One solution is to always allocate a terminal, by specifying ssh's -t option:
ssh -t otherhost /bin/sleep 600But this isn't always feasible, especially if you're running ssh from a script which doesn't have a terminal.
We need a way to kill the remote command when its parent sshd process dies. Fortunately, on Linux, the prctl syscall provides a solution:
PR_SET_PDEATHSIG (since Linux 2.1.57)
Set the parent process death signal of the calling process to arg2 (either a signal value in the range 1..maxsig, or 0 to clear). This is the signal that the calling process will get when its parent dies.
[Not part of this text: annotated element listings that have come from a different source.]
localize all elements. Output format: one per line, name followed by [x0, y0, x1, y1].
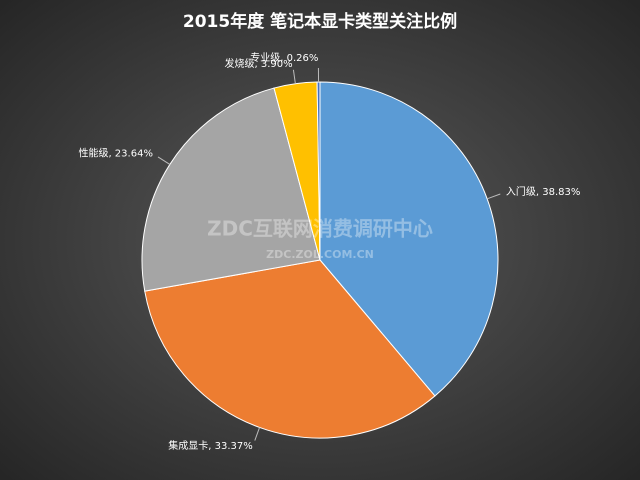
chart-title: 2015年度 笔记本显卡类型关注比例: [183, 11, 457, 32]
pie-slice: [144, 259, 436, 439]
pie-slice: [316, 81, 321, 261]
leader-line: [292, 69, 296, 84]
leader-line: [486, 193, 501, 200]
data-label: 入门级, 38.83%: [506, 185, 581, 198]
data-label: 专业级, 0.26%: [250, 51, 318, 64]
data-label: 集成显卡, 33.37%: [168, 439, 253, 452]
pie-slice: [141, 87, 321, 292]
leader-line: [254, 427, 261, 441]
watermark: ZDC互联网消费调研中心: [207, 217, 433, 241]
leader-line: [157, 156, 171, 165]
data-label: 发烧级, 3.90%: [224, 57, 292, 70]
data-label: 性能级, 23.64%: [78, 147, 153, 160]
watermark-url: ZDC.ZOL.COM.CN: [266, 248, 374, 261]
This value is cleared for the child of a fork(2).
We can write a simple C wrapper, called diewithparent, which calls prctl and then execs the command:
int main (int argc, char** argv)
{
prctl(PR_SET_PDEATHSIG, SIGTERM);
execvp(argv[1], argv + 1);
return 127;
}
And use it like this:
ssh otherhost diewithparent /bin/sleep 600Download the complete C source, which features error checking and options parsing (so you can specify the signal number). (Compile with cc -o diewithparent diewithparent.c.)
Naturally, this is a Linux-only solution. On other systems, the best solution (as far as I can tell) would be to
fork and exec the command. In the parent, continuously poll the parent PID (with getppid()
). When
it changes to 1, you know the parent has died so you kill the command.